# Datasets

{% hint style="info" %}
We prepared a [boilerplate primer](https://www.kaggle.com/code/danilz/datathon-1-boilerplate) to make it easier for you to jump into action! Feel free to use it as a starting point and tinker on it to get better results!
{% endhint %}

### Train Dataset

The train dataset contains financial data points for 13,104 publicly traded companies based on their quarterly and annual financial reports.

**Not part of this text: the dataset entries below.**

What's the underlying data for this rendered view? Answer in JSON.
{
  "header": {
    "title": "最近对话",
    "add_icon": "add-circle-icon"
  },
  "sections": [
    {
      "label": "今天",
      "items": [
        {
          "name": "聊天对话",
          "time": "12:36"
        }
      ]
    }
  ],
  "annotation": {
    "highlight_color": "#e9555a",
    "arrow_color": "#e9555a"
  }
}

This dataset is compiled using the 5 latest quarterly reports and 4 latest annual reports, and reflects financial components extracted from their corresponding balance sheet and income statements.

### Test Dataset

The test dataset contains 3227 companies with their corresponding features in the same format as the train dataset.

### The ordering is as follows:

Columns starting with Q\_($$n$$) (where $$n$$ is the number of the quarter) contain the companies' quarterly reported financial components.

Columns starting with Y\_($$n$$) (where $$n$$ is the number of the annual report) contain the companies' annually reported financial components.

Other columns represent metadata per each company.

Columns starting with:&#x20;

* `Q_0` are only present in **targets\_train.csv**: contain financial components for the latest (closest to today) quarter
* `Q_1` are a part of **X\_train.csv** and **X\_test.csv**: contain financial components of the quarter which went before `Q_0`
* `Q_4` are a part of **X\_train.csv** and **X\_test.csv**: contain financial components of the furthest reported quarter, 4 quarters before `Q_0`
* `Y_0` are a part of **X\_train.csv** and **X\_test.csv**: contain financial components from the latest annual report
* `Y_3` are a part of **X\_train.csv** and **X\_test.csv**: contain financial components from the  furthest annual report, 3 years before `Y_0`

Each quarter and each year (except for `Q_0`) contains 146 financial components, please refer to the **data\_dictionary.txt** for details.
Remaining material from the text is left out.